Running time: 1 hour 46 minutes
Director: Joel and Ethan Coen
Cast: Josh Brolin, George Clooney, Alden Ehrenreich, Ralph Fiennes, Scarlett Johansson, Frances McDormand, Tilda Swinton, Channing Tatum, Jonah Hill
Spoiler alert in effect.
Hail, Caesar! is a satirical comedy about Hollywood, following the everyday worklife of the head of production of Capitol Pictures, Eddie Mannix (Josh Brolin). Set in the 1950s, a period of change in the film industry, it also coincides with the Cold War and Americans’ need to escape reality through over-the-top productions including extravagant Westerns, theatrical dancing productions and Roman epics depicting Biblical figures.
This film has been largely under the radar in 2016, despite relatively positive reviews from critics, with audiences not really taking a liking to it. I’m with the general consensus that it’s a pretty average film, despite the somewhat more ambitious story it’s trying to tell. The first 10 to 15 minutes is painfully slow and confusing, with seemingly random scenes being chucked together, but the middle section does ramp up the pacing and drama, making for a more enjoyable watch. In the last part of the film, after the climax is revealed, it again becomes dreary and unexciting to watch. Despite all its star power, including George Clooney, Ralph Fiennes and Channing Tatum, it fails to really capture the imagination of audiences.
The film aims to show all the different aspects of the film industry and the workings of a typical film studio. It takes all these elements and exaggerates them through different ‘episodes’ occurring to its actors and actresses: their most-bankable star Baird Whitlock (George Clooney) was kidnapped by communists, their dancing and singing heartthrob Burt Gurney (Channing Tatum) defected to the Russians (what the heck???), their Western star Hobie Doyle (Alden Ehrenreich) was forced to do a serious speaking role on another film, dealing with the negative publicity surrounding their star actress DeeAnna Moran (Scarlett Johansson)being pregnant with a child conceived out of wedlock, and the press trying to find a scandalous scoop for their newspaper columns.

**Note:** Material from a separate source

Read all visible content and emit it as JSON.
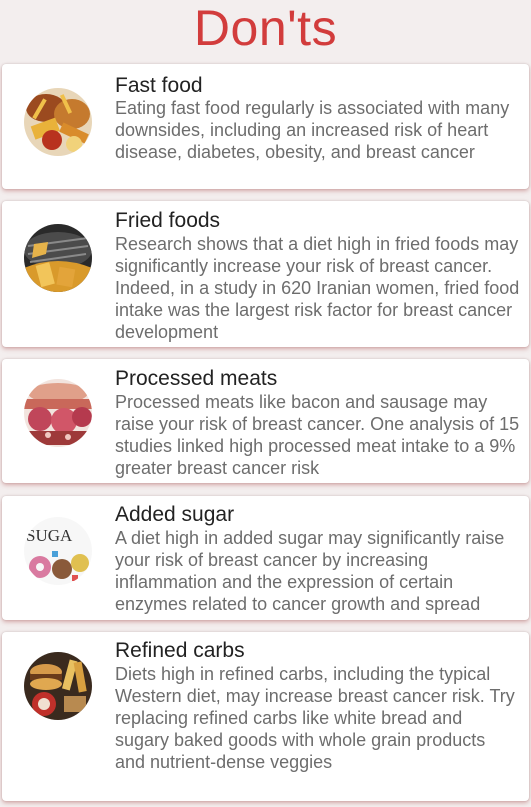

Basically, anything and everything that could possibly happen to a film studio did, and it explores both the heavier matters but also weaves through lighter scenes.
The problem I had was the development of characters and the transition between scenes. There were a lot of minor characters that felt were really underdeveloped and seemed to be added on like an afterthought. The whole DeeAnna Moran saga involving Joseph Silverman (Jonah Hill) is almost forgotten at the end, because it just doesn’t tie in well with the other parts of the film and their scenes are so short it almost feels like its tagged on. I also felt a lack of engagement and attraction to the characters. Often, there will be one or several characters that you care about and root for, and that helps you stay interested in the story. However, there was nothing likeable about any of these characters. They all feel so detached and there were no personal relationships that drove the film along. In general, I felt the scenes didn’t flow well together, and it felt choppy in some instances, like it had been cut and pasted in between other scenes. However, the scene I enjoyed the most was the sailor-themed dancing musical scene with Channing Tatum. It was choreographed to perfection and it was nice light moment in the film.

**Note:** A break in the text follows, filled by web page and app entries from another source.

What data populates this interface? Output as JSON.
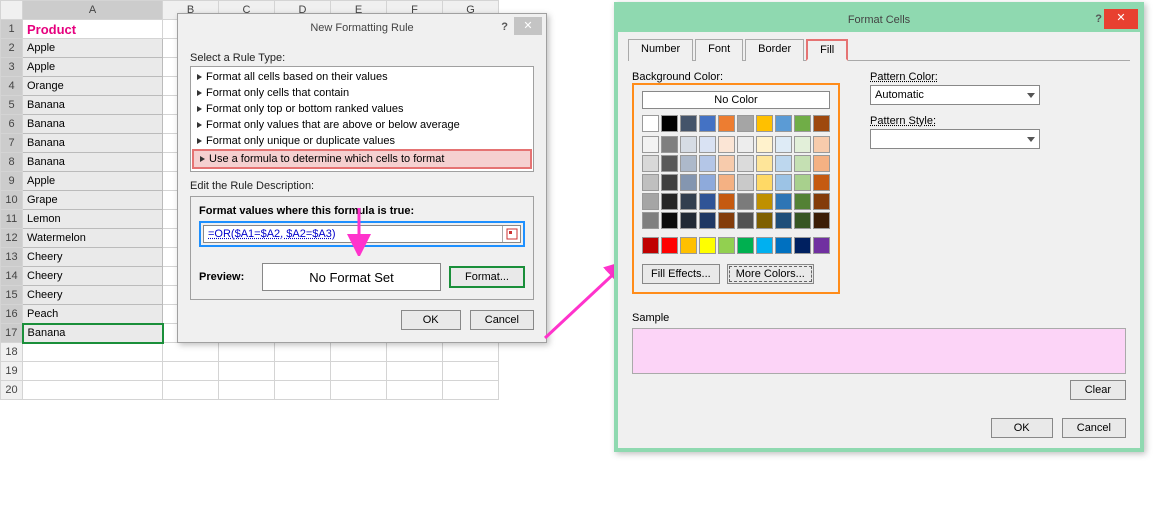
{
  "sheet": {
    "cols": [
      "A",
      "B",
      "C",
      "D",
      "E",
      "F",
      "G"
    ],
    "rows": [
      "1",
      "2",
      "3",
      "4",
      "5",
      "6",
      "7",
      "8",
      "9",
      "10",
      "11",
      "12",
      "13",
      "14",
      "15",
      "16",
      "17",
      "18",
      "19",
      "20"
    ],
    "header_cell": "Product",
    "data": [
      "Apple",
      "Apple",
      "Orange",
      "Banana",
      "Banana",
      "Banana",
      "Banana",
      "Apple",
      "Grape",
      "Lemon",
      "Watermelon",
      "Cheery",
      "Cheery",
      "Cheery",
      "Peach",
      "Banana"
    ]
  },
  "dlg1": {
    "title": "New Formatting Rule",
    "select_label": "Select a Rule Type:",
    "rules": [
      "Format all cells based on their values",
      "Format only cells that contain",
      "Format only top or bottom ranked values",
      "Format only values that are above or below average",
      "Format only unique or duplicate values",
      "Use a formula to determine which cells to format"
    ],
    "selected_rule": 5,
    "edit_label": "Edit the Rule Description:",
    "formula_label": "Format values where this formula is true:",
    "formula_value": "=OR($A1=$A2, $A2=$A3)",
    "preview_label": "Preview:",
    "preview_text": "No Format Set",
    "format_btn": "Format...",
    "ok": "OK",
    "cancel": "Cancel"
  },
  "dlg2": {
    "title": "Format Cells",
    "tabs": [
      "Number",
      "Font",
      "Border",
      "Fill"
    ],
    "active_tab": 3,
    "bg_label": "Background Color:",
    "nocolor": "No Color",
    "fill_effects": "Fill Effects...",
    "more_colors": "More Colors...",
    "pat_color_label": "Pattern Color:",
    "pat_color_value": "Automatic",
    "pat_style_label": "Pattern Style:",
    "sample_label": "Sample",
    "sample_color": "#fcd4f7",
    "clear": "Clear",
    "ok": "OK",
    "cancel": "Cancel",
    "theme_colors": [
      "#ffffff",
      "#000000",
      "#44546a",
      "#4472c4",
      "#ed7d31",
      "#a5a5a5",
      "#ffc000",
      "#5b9bd5",
      "#70ad47",
      "#9e480e"
    ],
    "tints": [
      [
        "#f2f2f2",
        "#7f7f7f",
        "#d6dce4",
        "#d9e2f3",
        "#fbe5d5",
        "#ededed",
        "#fff2cc",
        "#deebf6",
        "#e2efd9",
        "#f7cbac"
      ],
      [
        "#d8d8d8",
        "#595959",
        "#adb9ca",
        "#b4c6e7",
        "#f7cbac",
        "#dbdbdb",
        "#fee599",
        "#bdd7ee",
        "#c5e0b3",
        "#f4b183"
      ],
      [
        "#bfbfbf",
        "#3f3f3f",
        "#8496b0",
        "#8eaadb",
        "#f4b183",
        "#c9c9c9",
        "#ffd965",
        "#9cc3e5",
        "#a8d08d",
        "#c55a11"
      ],
      [
        "#a5a5a5",
        "#262626",
        "#323f4f",
        "#2f5496",
        "#c55a11",
        "#7b7b7b",
        "#bf9000",
        "#2e75b5",
        "#538135",
        "#833c0b"
      ],
      [
        "#7f7f7f",
        "#0c0c0c",
        "#222a35",
        "#1f3864",
        "#833c0b",
        "#525252",
        "#7f6000",
        "#1e4e79",
        "#375623",
        "#3b1d06"
      ]
    ],
    "std_colors": [
      "#c00000",
      "#ff0000",
      "#ffc000",
      "#ffff00",
      "#92d050",
      "#00b050",
      "#00b0f0",
      "#0070c0",
      "#002060",
      "#7030a0"
    ]
  }
}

I’ve never been such a huge fan of the Coen brothers’ films, which is not to say their films aren’t good, but just that I don’t enjoy the type of stories they write. The language and settings are bit too outlandish and artistic for my liking, and I never really get into the plot easily. The dialogue tends to cover niche topics that are often difficult to connect with and this film is the same. The scenes where Baird Whitlock is kidnapped by the communists involve very sophisticated conversations involving history, economics and capitalism, which go beyond my head. I think in part this contributed to my lack of engagement with the film. I did however enjoy the more humourous and light scenes involving Hobie Doyle and Thora and Thessaly Thacker (Tilda Swinton).

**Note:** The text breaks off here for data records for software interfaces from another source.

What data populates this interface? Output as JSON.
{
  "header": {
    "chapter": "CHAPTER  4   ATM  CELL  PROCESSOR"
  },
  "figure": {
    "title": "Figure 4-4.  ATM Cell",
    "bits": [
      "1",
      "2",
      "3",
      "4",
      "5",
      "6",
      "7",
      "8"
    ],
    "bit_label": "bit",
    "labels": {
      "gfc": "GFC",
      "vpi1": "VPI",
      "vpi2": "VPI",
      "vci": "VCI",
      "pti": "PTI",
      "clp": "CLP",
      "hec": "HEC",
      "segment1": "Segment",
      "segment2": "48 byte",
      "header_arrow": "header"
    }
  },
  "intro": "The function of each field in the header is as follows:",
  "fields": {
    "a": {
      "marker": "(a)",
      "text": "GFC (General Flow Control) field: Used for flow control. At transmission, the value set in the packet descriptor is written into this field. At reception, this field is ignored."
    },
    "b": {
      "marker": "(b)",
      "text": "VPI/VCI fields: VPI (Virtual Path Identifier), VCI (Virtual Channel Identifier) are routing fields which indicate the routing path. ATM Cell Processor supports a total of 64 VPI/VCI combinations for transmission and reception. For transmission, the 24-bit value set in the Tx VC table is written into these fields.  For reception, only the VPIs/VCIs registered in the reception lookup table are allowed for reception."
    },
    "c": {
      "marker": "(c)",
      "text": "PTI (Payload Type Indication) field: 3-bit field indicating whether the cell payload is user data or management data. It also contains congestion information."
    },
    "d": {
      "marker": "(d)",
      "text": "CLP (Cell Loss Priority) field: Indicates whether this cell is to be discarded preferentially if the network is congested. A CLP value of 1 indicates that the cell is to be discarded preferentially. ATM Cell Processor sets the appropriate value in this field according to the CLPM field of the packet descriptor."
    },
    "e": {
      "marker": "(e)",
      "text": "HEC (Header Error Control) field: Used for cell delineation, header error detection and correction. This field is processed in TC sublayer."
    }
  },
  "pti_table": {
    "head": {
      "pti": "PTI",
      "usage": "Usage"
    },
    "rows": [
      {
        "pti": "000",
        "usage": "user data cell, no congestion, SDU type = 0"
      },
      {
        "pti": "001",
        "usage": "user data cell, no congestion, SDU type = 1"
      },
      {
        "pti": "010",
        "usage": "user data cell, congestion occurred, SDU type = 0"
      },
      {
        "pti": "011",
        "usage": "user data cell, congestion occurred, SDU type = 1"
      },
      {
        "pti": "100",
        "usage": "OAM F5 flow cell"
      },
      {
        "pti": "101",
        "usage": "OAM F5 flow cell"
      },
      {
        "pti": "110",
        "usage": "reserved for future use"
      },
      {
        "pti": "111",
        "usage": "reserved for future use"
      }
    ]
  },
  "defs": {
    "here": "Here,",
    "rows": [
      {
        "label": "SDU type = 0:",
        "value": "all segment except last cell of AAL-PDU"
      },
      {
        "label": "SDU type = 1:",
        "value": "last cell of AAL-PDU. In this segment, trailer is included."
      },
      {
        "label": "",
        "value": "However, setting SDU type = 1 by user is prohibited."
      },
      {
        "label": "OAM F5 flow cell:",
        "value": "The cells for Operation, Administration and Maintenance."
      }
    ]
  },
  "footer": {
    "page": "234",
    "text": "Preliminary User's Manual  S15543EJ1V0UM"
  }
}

Overall, I found the premise interesting but the execution less so. The eccentricity of the characters and dialogue were not to my liking, but they were well-written and will surely be enjoyed by others. I thought the acting was so-so, given the prowess of the cast. No one really stood out for me. It’s an alright film, but there are plenty of better films to spend your 2 hours on.
Side note: The guy who plays Hobie Doyle, Alden Ehrenreich, will be playing Han Solo in the as of yet-untitled Han Solo film due out in 2018. So keep an eye out for him.